Trend Micro analysts rate DDoS attacks and electronic jamming as some of the highest cybersecurity risks for connected cars.
A new Trend Micro report analyzes a day in the travels of a connected car to identify the most likely successful cyberattacks. “Cybersecurity for Connected Cars: Exploring Risks in 5G, Cloud, and Other Connected Technologies” puts the overall risk to a moderate level. Analysts found 29 potential cybersecurity attack vectors among the millions of endpoints in a connected car’s ecosystem, ranking five as the highest risk.
Connected cars use satellite, cellular, Wi-Fi, Bluetooth, RDS, eSIM-based telematics and other types of connectivity to send and receive data; This data supports user apps, driving apps, autonomous driving, safety features and other activities. The authors point out that all these network-centric applications create new attack surfaces in connected vehicles. Another element of the general security challenge is the interactions of a connected car with other vehicles, cloud services, and road infrastructure.
SEE: Identity theft protection policy (TechRepublic Premium)
According to the authors, malware is currently not the most likely problem for connected cars, but millions of endpoints in the ecosystem create a large and unpredictable attack surface. For example, a typical remodel car runs over 100 million lines of code. Also, basic vehicles have at least 30 electronic control units (ECUs), while luxury vehicles have up to 100 ECUs. Some of these ECUs can be accessed remotely and as explained in the report:
“All ECUs are interconnected through a maze of various digital buses … They operate at different speeds, move different types of data, and connect different parts of the vehicle. ECUs control many critical functions in a car, including the powertrain. , device and system communication body control, power management, chassis and vehicle safety. “
Trend Micro threat research manager Rainer Vosseler said current best practices in cybersecurity also apply to connected tools such as code signing, device control, firewall, encryption or threat intelligence.
SEE: The Future of 5G: Insights, rollouts, use cases and more (free PDF) (TechRepublic)
Vosseler also said that automakers and other industry groups are working together through the Automated Information Sharing and Analysis Center to share and analyze information about emerging cybersecurity risks.
Sorting and evaluating cyber security threats in connected vehicles
Analysts applied DREAD threat modeling to connected cars and their ecosystem to identify the most serious and potential security threats.
The DREAD threat model includes the following questions to support a qualitative risk analysis:
- Damage potential: How big is the damage to assets?
- Reproducibility: How easy is it to reproduce the attack?
- Availability: How easy is it to launch an attack?
- Affected users: As a rough percentage, how many users are affected?
- Discoverability: How easy is it to find a usable weakness?
Each risk is rated high, medium or low, with a score of 3, 2, or 1, respectively. Risk ratings for a specific threat are calculated by adding values for an overall score. The overall risk is graded as follows:
- High if the score is between 12 and 15.
- Medium if the score is between 8 and 11.
- Low if the score is between 5 and 7.
Analysts identified 29 linked car attack vectors and graded each – five high-risk attack vectors, 19 medium-risk attack vectors, and five low-risk attack vectors. High-risk attack vectors were:
- Electronically disrupting the security systems of a connected car such as radar and lidar.
- Electronically disrupting wireless transmissions to disrupt transactions.
- Discovering and exploiting vulnerable remote systems using Shodan, a search engine for internet-connected devices.
- Launching distributed denial-of-service attacks (DDoS) using a compromised intelligent transportation systems (ITS) infrastructure.
- Launch DDoS attacks against an ITS infrastructure so it cannot respond to requests.
The authors said that high-risk attacks only “require a limited understanding of the inner workings of a connected car and can be attracted by a low-skilled attacker.”

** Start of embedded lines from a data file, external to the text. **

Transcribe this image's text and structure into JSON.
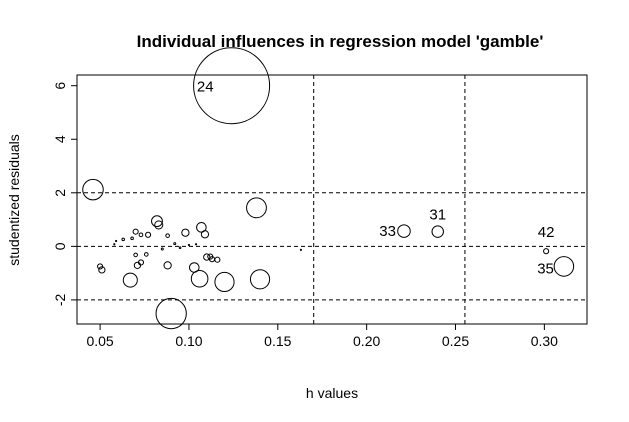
{
  "chart_data": {
    "type": "scatter",
    "title": "Individual influences in regression model 'gamble'",
    "xlabel": "h values",
    "ylabel": "studentized residuals",
    "xlim": [
      0.037,
      0.324
    ],
    "ylim": [
      -2.9,
      6.4
    ],
    "xticks": [
      0.05,
      0.1,
      0.15,
      0.2,
      0.25,
      0.3
    ],
    "xtick_labels": [
      "0.05",
      "0.10",
      "0.15",
      "0.20",
      "0.25",
      "0.30"
    ],
    "yticks": [
      -2,
      0,
      2,
      4,
      6
    ],
    "ytick_labels": [
      "-2",
      "0",
      "2",
      "4",
      "6"
    ],
    "grid": false,
    "reference_lines": {
      "vertical": [
        0.1702,
        0.2553
      ],
      "horizontal": [
        -2,
        0,
        2
      ]
    },
    "bubble_size_meaning": "Cook's distance",
    "points": [
      {
        "h": 0.124,
        "r": 6.0,
        "cook": 0.44,
        "label": "24"
      },
      {
        "h": 0.046,
        "r": 2.12,
        "cook": 0.032
      },
      {
        "h": 0.138,
        "r": 1.44,
        "cook": 0.03
      },
      {
        "h": 0.09,
        "r": -2.51,
        "cook": 0.07
      },
      {
        "h": 0.12,
        "r": -1.33,
        "cook": 0.028
      },
      {
        "h": 0.14,
        "r": -1.23,
        "cook": 0.028
      },
      {
        "h": 0.106,
        "r": -1.21,
        "cook": 0.021
      },
      {
        "h": 0.067,
        "r": -1.26,
        "cook": 0.015
      },
      {
        "h": 0.311,
        "r": -0.75,
        "cook": 0.029,
        "label": "35"
      },
      {
        "h": 0.221,
        "r": 0.57,
        "cook": 0.012,
        "label": "33"
      },
      {
        "h": 0.24,
        "r": 0.55,
        "cook": 0.01,
        "label": "31"
      },
      {
        "h": 0.301,
        "r": -0.18,
        "cook": 0.002,
        "label": "42"
      },
      {
        "h": 0.082,
        "r": 0.94,
        "cook": 0.009
      },
      {
        "h": 0.083,
        "r": 0.8,
        "cook": 0.005
      },
      {
        "h": 0.107,
        "r": 0.71,
        "cook": 0.007
      },
      {
        "h": 0.109,
        "r": 0.45,
        "cook": 0.004
      },
      {
        "h": 0.098,
        "r": 0.51,
        "cook": 0.004
      },
      {
        "h": 0.07,
        "r": 0.55,
        "cook": 0.002
      },
      {
        "h": 0.077,
        "r": 0.43,
        "cook": 0.002
      },
      {
        "h": 0.073,
        "r": 0.43,
        "cook": 0.001
      },
      {
        "h": 0.088,
        "r": 0.4,
        "cook": 0.001
      },
      {
        "h": 0.103,
        "r": -0.79,
        "cook": 0.007
      },
      {
        "h": 0.088,
        "r": -0.71,
        "cook": 0.004
      },
      {
        "h": 0.071,
        "r": -0.71,
        "cook": 0.003
      },
      {
        "h": 0.073,
        "r": -0.6,
        "cook": 0.002
      },
      {
        "h": 0.051,
        "r": -0.88,
        "cook": 0.003
      },
      {
        "h": 0.05,
        "r": -0.75,
        "cook": 0.002
      },
      {
        "h": 0.11,
        "r": -0.4,
        "cook": 0.003
      },
      {
        "h": 0.113,
        "r": -0.48,
        "cook": 0.002
      },
      {
        "h": 0.116,
        "r": -0.5,
        "cook": 0.002
      },
      {
        "h": 0.112,
        "r": -0.38,
        "cook": 0.002
      },
      {
        "h": 0.076,
        "r": -0.3,
        "cook": 0.001
      },
      {
        "h": 0.07,
        "r": -0.32,
        "cook": 0.001
      },
      {
        "h": 0.063,
        "r": 0.26,
        "cook": 0.0005
      },
      {
        "h": 0.068,
        "r": 0.3,
        "cook": 0.0005
      },
      {
        "h": 0.092,
        "r": 0.1,
        "cook": 0.0003
      },
      {
        "h": 0.085,
        "r": -0.1,
        "cook": 0.0003
      },
      {
        "h": 0.095,
        "r": -0.05,
        "cook": 0.0002
      },
      {
        "h": 0.1,
        "r": 0.05,
        "cook": 0.0001
      },
      {
        "h": 0.058,
        "r": 0.08,
        "cook": 0.0001
      },
      {
        "h": 0.104,
        "r": 0.08,
        "cook": 0.0001
      },
      {
        "h": 0.163,
        "r": -0.13,
        "cook": 0.0001
      },
      {
        "h": 0.059,
        "r": 0.2,
        "cook": 0.0001
      }
    ]
  }
}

The authors of the report rated high-profile attacks such as installing malicious firmware from the air, taking control of vehicles remotely, and sending false commands to the ITS backend as medium or low risk. These attacks are difficult to execute because “devices and systems are not easily accessible for attack, and expert skills and knowledge are required to successfully compromise connected vehicle platforms.”
The authors note that these threat assessments will change “when third-party vendors are offered middleware that hides the internal E / E tool architecture to provide software as a service,” making it easier for attackers to make new enhancements. tactics, techniques and procedures (TTPs). Also, as monetization methods for these attacks evolve, this will change the threat landscape. Analysts see ransom, data theft, information warfare, system games and theft, and revenge and terrorism as the most likely models of profiteering for attacks on the connected vehicle ecosystem.
The authors of the report examined four remote vehicle hacking case studies to understand the types of cybersecurity attacks for connected cars: Jeep Hack 2015, Tesla Hack 2016 and 2017, and BMW Hack 2018.Based on this analysis, the authors found all four attacks and wireless attacks as the main attack vector. sees. Attackers compromise connected cards by sending malicious control area network (CAN) messages to an ECU.